No Norte do Brasil, CICV apoia cuidadores de abrigos que acolhem crianças e adolescentes

São muitos os desafios de cuidar de crianças e adolescentes em um abrigo. Soma-se a isso a tensão com a pandemia de Covid-19, doença de fácil contágio e que pode se agravar. Pensando em cuidar do bem-estar de quem trabalha diante desses desafios, o Comitê Internacional da Cruz Vermelha (CICV) fez uma avaliação psicológica e organizou pela primeira vez no estado de Roraima uma oficina voltada a esses profissionais de uma linha de frente importante: a do acolhimento.

"É essencial que esses profissionais possam receber preparação e apoio adequados para que se sintam bem emocionalmente, além de poder oferecer um cuidado de qualidade às crianças e adolescentes", explica a responsável pelo programa Saúde Mental e Apoio Psicossocial do CICV para Brasil e países do Cone Sul, Renata Reali. "Atuar na linha de frente de serviços de acolhimento de crianças e adolescentes podem vivenciar situações de dificuldades, estresse, angústias devido à natureza de seus trabalhos."

No estado fronteiriço de Roraima, norte do Brasil, o CICV trabalha para responder às consequências humanitárias da migração – tanto sobre a população migrante como a população acolhedora.
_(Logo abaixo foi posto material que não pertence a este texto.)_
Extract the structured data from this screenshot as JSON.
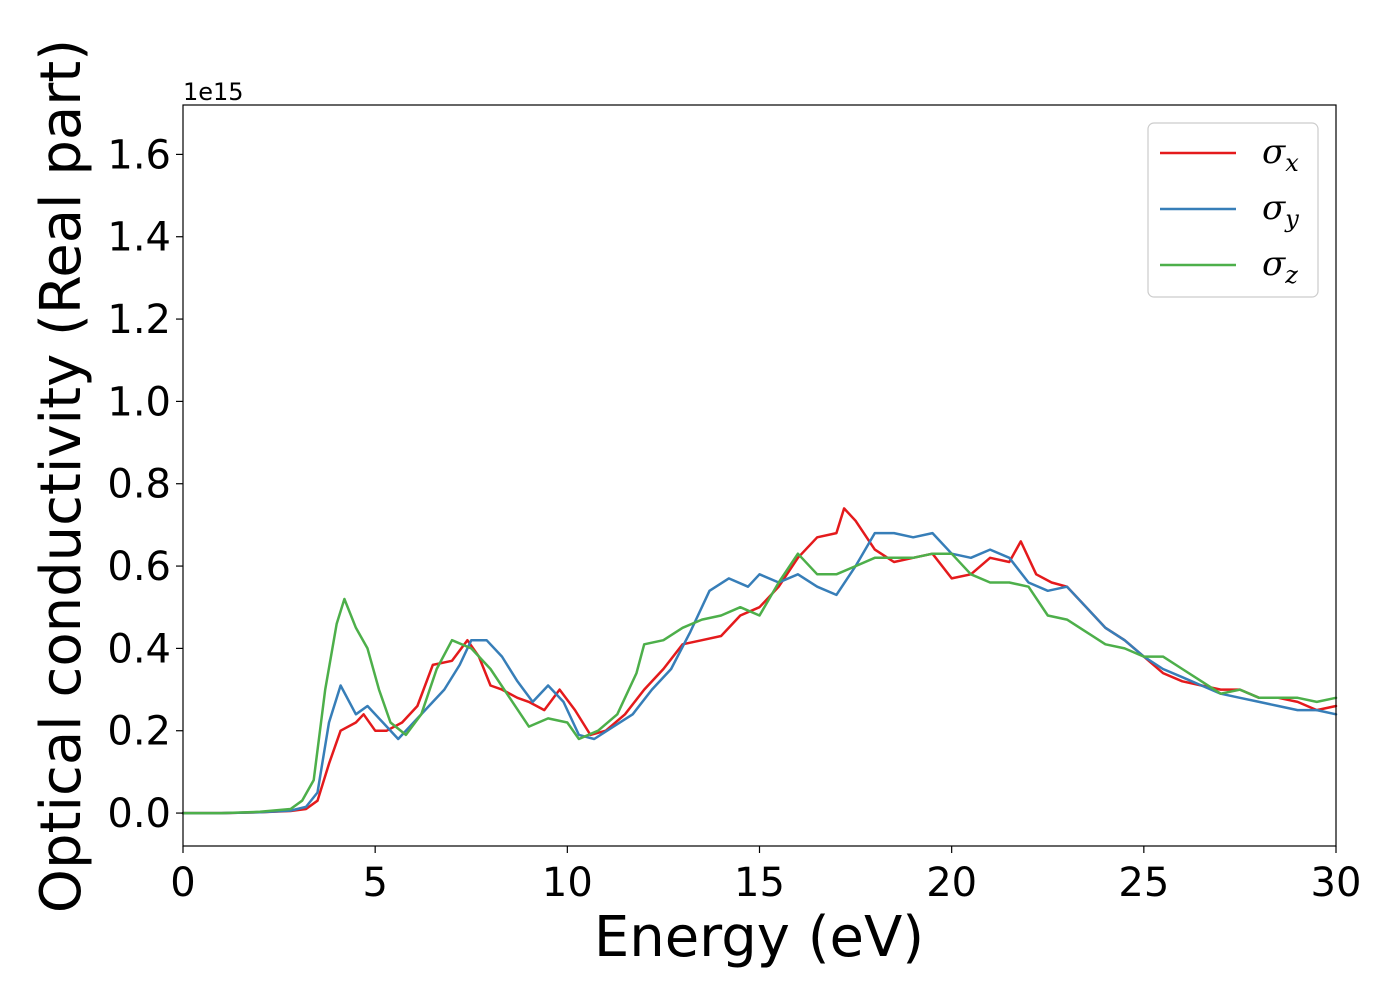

Essa realidade de fluxo migratório também mudou o cenário dos abrigos de Boa Vista. Se anos atrás, crianças e adolescentes eram brasileiros, hoje a maioria dos abrigados e abrigadas é composta por migrantes, que trazem em sua bagagem um novo idioma, uma nova cultura, e, muitas vezes, histórias difíceis seja do seu local de origem, seja da jornada até o Brasil.
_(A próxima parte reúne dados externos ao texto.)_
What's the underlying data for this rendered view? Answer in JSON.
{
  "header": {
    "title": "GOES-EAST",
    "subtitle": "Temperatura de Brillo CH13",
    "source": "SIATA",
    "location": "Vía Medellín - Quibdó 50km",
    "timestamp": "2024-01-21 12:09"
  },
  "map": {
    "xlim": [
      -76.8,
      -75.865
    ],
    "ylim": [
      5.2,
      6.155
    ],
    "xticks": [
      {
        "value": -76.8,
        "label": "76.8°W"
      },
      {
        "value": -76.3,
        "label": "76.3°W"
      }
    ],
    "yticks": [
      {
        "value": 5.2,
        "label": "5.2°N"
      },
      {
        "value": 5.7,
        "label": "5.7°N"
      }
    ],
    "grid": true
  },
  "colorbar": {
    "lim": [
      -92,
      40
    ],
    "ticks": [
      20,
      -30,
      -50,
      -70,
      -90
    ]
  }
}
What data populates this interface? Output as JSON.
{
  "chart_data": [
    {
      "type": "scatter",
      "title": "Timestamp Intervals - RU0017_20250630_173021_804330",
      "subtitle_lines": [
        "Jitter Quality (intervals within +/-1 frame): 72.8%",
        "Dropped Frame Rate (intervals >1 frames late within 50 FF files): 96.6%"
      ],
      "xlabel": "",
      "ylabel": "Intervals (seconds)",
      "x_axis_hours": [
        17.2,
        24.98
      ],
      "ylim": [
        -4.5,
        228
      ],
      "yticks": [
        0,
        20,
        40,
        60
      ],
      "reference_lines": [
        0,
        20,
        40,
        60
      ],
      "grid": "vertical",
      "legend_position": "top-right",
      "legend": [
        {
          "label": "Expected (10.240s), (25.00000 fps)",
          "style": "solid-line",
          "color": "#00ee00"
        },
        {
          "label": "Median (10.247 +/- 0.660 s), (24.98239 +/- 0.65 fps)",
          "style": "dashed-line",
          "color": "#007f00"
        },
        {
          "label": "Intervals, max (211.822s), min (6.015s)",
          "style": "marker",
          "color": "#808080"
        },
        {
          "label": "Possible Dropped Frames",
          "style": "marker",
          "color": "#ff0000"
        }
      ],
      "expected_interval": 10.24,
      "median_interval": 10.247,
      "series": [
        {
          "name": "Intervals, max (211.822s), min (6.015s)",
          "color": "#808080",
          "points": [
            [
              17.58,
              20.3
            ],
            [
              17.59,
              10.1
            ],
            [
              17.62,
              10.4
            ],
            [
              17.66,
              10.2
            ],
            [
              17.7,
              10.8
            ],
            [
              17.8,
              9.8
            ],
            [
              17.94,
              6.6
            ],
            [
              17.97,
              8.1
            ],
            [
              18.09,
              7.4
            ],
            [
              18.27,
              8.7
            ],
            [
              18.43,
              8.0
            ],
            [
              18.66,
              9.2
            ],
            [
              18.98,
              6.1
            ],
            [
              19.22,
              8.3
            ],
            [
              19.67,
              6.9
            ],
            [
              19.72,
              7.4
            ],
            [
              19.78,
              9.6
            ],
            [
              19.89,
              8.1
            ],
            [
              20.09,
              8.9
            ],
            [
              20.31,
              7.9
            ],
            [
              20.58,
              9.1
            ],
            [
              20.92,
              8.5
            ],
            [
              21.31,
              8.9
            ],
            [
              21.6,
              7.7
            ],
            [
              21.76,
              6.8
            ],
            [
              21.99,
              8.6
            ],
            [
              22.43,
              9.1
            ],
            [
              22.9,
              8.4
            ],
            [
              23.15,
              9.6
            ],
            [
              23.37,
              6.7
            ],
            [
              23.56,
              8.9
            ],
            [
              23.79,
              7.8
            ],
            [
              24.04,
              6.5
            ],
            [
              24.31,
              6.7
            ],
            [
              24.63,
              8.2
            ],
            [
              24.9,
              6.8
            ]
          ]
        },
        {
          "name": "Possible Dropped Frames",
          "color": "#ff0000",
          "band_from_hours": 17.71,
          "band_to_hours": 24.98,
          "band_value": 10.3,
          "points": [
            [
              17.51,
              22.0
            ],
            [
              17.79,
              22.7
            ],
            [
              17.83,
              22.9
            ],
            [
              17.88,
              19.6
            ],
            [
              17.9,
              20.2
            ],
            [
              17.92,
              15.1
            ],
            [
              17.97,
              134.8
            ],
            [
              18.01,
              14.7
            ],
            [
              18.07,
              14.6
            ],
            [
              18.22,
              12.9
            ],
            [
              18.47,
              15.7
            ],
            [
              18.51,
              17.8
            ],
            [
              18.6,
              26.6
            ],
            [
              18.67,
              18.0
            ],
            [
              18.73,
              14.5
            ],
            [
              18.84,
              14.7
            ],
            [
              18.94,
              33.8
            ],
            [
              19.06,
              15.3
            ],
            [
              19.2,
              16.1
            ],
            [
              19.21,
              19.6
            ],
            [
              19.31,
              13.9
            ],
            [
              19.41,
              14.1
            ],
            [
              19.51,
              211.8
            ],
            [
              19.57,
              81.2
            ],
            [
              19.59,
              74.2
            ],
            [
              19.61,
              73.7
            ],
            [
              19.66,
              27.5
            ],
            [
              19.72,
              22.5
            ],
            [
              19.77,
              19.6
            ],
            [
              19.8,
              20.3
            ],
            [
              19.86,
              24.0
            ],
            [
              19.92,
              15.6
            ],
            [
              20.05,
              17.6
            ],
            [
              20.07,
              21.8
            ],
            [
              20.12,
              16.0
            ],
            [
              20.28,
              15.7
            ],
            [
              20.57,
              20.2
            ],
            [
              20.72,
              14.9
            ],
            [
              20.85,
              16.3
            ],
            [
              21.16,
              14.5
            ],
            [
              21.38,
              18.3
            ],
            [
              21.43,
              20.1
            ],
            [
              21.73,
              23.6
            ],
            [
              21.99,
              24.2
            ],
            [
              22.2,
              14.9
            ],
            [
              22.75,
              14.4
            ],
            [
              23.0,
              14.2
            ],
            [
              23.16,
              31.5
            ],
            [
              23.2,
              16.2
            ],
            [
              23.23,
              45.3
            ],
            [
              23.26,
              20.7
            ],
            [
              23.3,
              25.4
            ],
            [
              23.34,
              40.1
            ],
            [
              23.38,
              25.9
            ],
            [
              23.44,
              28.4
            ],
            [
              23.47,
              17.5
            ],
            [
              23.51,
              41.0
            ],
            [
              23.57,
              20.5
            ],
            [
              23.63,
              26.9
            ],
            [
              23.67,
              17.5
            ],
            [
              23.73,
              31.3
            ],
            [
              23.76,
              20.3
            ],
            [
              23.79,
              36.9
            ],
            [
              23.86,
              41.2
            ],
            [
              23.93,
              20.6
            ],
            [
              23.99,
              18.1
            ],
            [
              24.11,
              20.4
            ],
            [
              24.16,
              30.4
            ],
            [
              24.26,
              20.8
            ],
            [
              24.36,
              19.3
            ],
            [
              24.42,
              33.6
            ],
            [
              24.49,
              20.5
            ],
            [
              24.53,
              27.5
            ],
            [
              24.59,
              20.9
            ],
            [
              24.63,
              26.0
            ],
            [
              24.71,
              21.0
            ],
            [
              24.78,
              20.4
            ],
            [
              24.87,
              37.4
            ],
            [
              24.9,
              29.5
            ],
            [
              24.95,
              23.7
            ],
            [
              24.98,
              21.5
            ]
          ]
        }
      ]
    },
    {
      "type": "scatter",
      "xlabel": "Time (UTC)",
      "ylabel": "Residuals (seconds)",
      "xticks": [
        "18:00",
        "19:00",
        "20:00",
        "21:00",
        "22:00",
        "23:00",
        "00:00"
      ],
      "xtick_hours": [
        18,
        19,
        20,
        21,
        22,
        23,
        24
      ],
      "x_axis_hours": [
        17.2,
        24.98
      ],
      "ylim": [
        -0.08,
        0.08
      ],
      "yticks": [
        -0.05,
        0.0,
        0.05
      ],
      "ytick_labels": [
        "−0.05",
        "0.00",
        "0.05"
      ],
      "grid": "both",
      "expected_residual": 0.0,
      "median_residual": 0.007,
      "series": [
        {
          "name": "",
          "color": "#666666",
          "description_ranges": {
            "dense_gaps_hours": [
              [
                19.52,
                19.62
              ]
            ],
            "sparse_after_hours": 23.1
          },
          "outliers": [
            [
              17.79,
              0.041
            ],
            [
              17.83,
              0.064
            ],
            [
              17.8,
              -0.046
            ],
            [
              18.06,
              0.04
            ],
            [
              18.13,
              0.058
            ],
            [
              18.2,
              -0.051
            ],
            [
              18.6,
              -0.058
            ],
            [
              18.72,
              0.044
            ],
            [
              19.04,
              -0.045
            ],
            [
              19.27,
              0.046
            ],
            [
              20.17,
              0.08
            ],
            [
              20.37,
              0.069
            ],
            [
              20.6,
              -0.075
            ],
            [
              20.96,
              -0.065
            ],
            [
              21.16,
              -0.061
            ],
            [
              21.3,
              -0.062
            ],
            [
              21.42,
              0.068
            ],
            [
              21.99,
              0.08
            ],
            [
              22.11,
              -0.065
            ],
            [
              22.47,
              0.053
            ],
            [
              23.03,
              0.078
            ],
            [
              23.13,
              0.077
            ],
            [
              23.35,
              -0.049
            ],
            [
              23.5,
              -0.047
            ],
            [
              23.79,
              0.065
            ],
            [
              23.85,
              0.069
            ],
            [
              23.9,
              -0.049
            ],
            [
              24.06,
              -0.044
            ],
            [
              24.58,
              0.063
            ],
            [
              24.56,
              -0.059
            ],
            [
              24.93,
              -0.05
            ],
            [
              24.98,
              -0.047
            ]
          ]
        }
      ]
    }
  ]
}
Oficina voltada aos profissionais responsáveis pelo acolhimento de crianças e adolescentes em Roraima. Foto: Tiago Orihuela/CICV

"Quando nós recebemos a adolescente, o maior desafio no momento é aquele primeiro trabalho acolhedor que a gente faz", conta Nilza de Souza, cuidadora do abrigo feminino de Boa Vista (RR) há nove anos. "O impacto maior nas nossas vidas é que a gente vê como nosso trabalho faz a diferença: sobreviventes de todas as formas de violência, e a gente consegue, na maioria das vezes, devolver a dignidade daquelas meninas, assegurando e mantendo os direitos que elas têm diante do Estatuto da Criança e do Adolescente (ECA), como agora nessa migração."

Esse trabalho, no entanto, traz um custo emocional para quem lida com situações difíceis. "Já teve dia em que pensei: 'hoje eu vou desistir', porque eu estava achando muito pesado, porque trabalhamos com públicos de vários tipos. Você precisa ter todo um emocional para saber lidar vários tipos de situação", relata Leidimar Peixoto, cuidadora em abrigos há 20 anos.
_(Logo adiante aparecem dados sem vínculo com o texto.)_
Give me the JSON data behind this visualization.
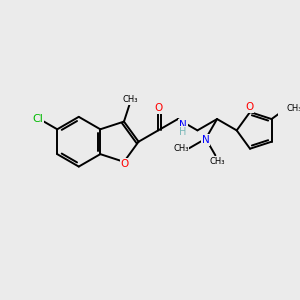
{
  "background_color": "#ebebeb",
  "bond_color": "#000000",
  "bond_width": 1.4,
  "atom_colors": {
    "O": "#ff0000",
    "N": "#0000ff",
    "Cl": "#00bb00",
    "H_label": "#7ab8b8"
  },
  "font_size": 7.5,
  "figsize": [
    3.0,
    3.0
  ],
  "dpi": 100,
  "xlim": [
    0,
    10
  ],
  "ylim": [
    0,
    10
  ]
}
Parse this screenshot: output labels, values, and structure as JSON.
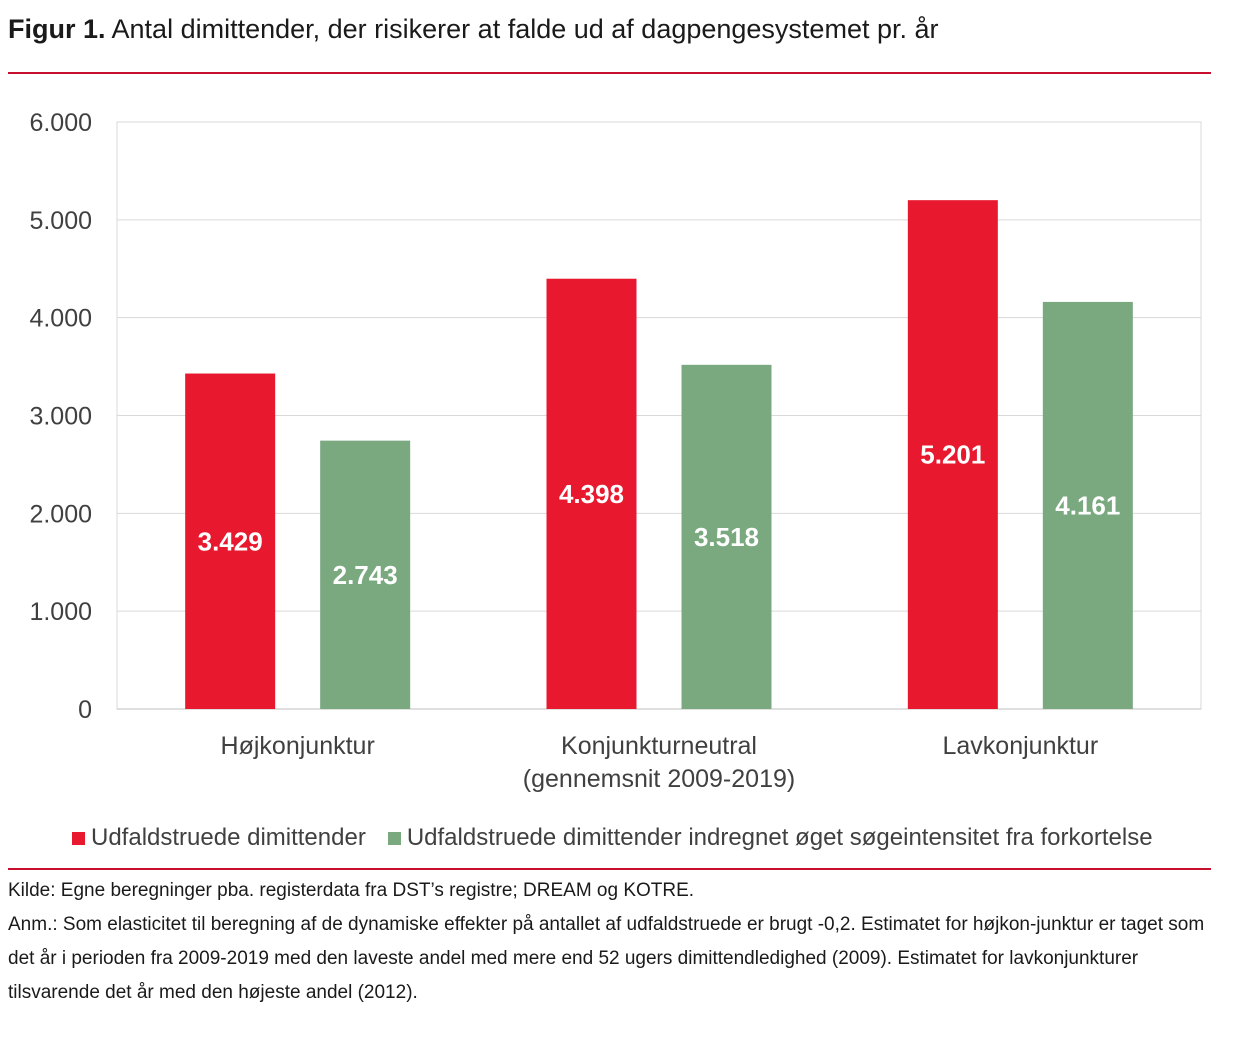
{
  "title": {
    "prefix": "Figur 1.",
    "text": "Antal dimittender, der risikerer at falde ud af dagpengesystemet pr. år"
  },
  "chart_data": {
    "type": "bar",
    "categories": [
      [
        "Højkonjunktur"
      ],
      [
        "Konjunkturneutral",
        "(gennemsnit 2009-2019)"
      ],
      [
        "Lavkonjunktur"
      ]
    ],
    "series": [
      {
        "name": "Udfaldstruede dimittender",
        "color": "#e8182f",
        "values": [
          3429,
          4398,
          5201
        ],
        "labels": [
          "3.429",
          "4.398",
          "5.201"
        ]
      },
      {
        "name": "Udfaldstruede dimittender indregnet øget søgeintensitet fra forkortelse",
        "color": "#7aa980",
        "values": [
          2743,
          3518,
          4161
        ],
        "labels": [
          "2.743",
          "3.518",
          "4.161"
        ]
      }
    ],
    "ylim": [
      0,
      6000
    ],
    "yticks": [
      0,
      1000,
      2000,
      3000,
      4000,
      5000,
      6000
    ],
    "ytick_labels": [
      "0",
      "1.000",
      "2.000",
      "3.000",
      "4.000",
      "5.000",
      "6.000"
    ],
    "grid": true,
    "legend_position": "bottom"
  },
  "notes": {
    "source": "Kilde:  Egne beregninger pba. registerdata fra DST’s registre; DREAM og KOTRE.",
    "remark": "Anm.: Som elasticitet til beregning af de dynamiske effekter på antallet af udfaldstruede er brugt -0,2. Estimatet for højkon-junktur er taget som det år i perioden fra 2009-2019 med den laveste andel med mere end 52 ugers dimittendledighed (2009). Estimatet for lavkonjunkturer tilsvarende det år med den højeste andel (2012)."
  }
}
Para Nilza, Leidimar e outros 50 cuidadores de abrigos em Boa Vista (RR), ser percebido/a com humanidade e não com "super poderes" em uma oficina de cuidados psicossociais, com espaço seguro de troca de experiência e aprendizagem de técnicas de gestão do estresse foi fundamental. "A gente vive se desgastando psicologicamente, fisicamente, emocionalmente muito mais ainda. Porque você lida com situações bastante difíceis lá dentro. Então a gente luta muito para que haja esse cuidado com o cuidador", explica Nilza Souza.

Momento de dinâmica com as cuidadores dos abrigos. Foto: Tiago Orihuela/CICV

"O CICV começou a entender que as pessoas precisavam ser cuidadas também, principalmente aquelas que estavam no contato direto com os abrigados", explica a psicóloga Mariana Fraga Pfister, que conduziu a oficina com os cuidadores como facilitadora. "Além de ser uma ação preventiva, também é para ajudar ao que já sentem. Então, como pedir ajuda, quando reconhecer que precisa de ajuda, desmistificar a saúde mental."